Мы ещё немного посидели молча. Стёкла у машины запотели, наверное, антифриз снова утёк.

– Смотри-смотри, еле идёт. Уработался, бедный. Ха! Сколько сейчас? Половина двенадцатого. Тяжёлые рабочие будни. Конечно, подаренный алкоголь надо вовремя выпивать, – он же портится.

Стальский открыл новую упаковку табака и машинальным жестом попросил разрешения закурить.

– Да-да, – ответил я и продолжил комментировать события, которые разворачивались за окном машины. – «Трам-тарам-там-там, сейчас я поеду в сауну к проституткам, там будут двойняшки, тройняшки и сиамские близняшки, а также мулатки-с коньяком шоколадки».

– У тебя осталось что-нибудь во фляжке?

– День, когда я не смогу скроить хоть пятьдесят грамм виски к концу рабочего дня, станет моим последним днём на посту целовальника, – я протянул Стальскому фляжку.

Стальский отхлебнул и задумался. Затем отхлебнул ещё и понюхал. Ещё раз понюхал и сказал:

– Jameson?

– И…

– Что ещё за «и»!

– Джеймсон и…

– Ты что смешал два сорта?! Ты что, дурак?! – Стальский изобразил крайнее разочарование, однако отхлебнул ещё.

– Однохренственно, одногодственно. Они ровесники. Выдержка почти одинаковая, давай обратно, эстет чёртов. Ты уже отхлебнул четверть стоимости машины, в которой мы сидим.

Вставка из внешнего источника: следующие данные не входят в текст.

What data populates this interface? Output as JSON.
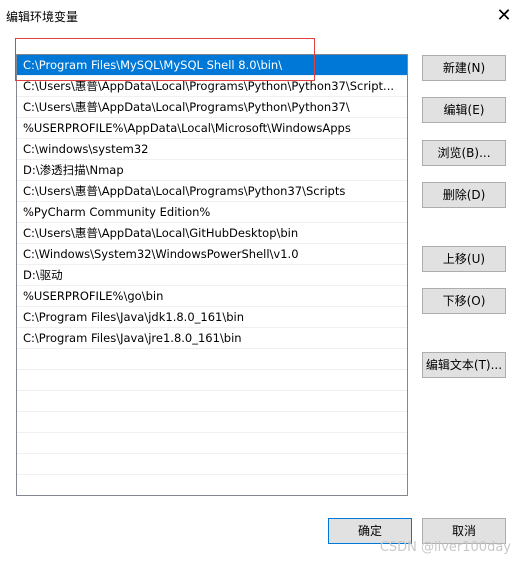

– Ладно-ладно, не так уж плохо, если начать с портвейна. Смотри, – уезжает, – Стальский проводил взглядом служебный автомобиль чиновника министерства культуры нашего субъекта.

– Вот вроде «Российская Федерация», да? А как будто «Российская Конфедерация», да? – изрёк я не до конца оформившуюся мысль.

– Что?

– Ничего. Хорошая, кстати, погода. Люблю такое сочетание: ночь, зима, чуть ниже ноля, снег, центр города, министерство культуры, Кремль в конце улицы виднеется, – я отвинтил окно и вдохнул полной грудью.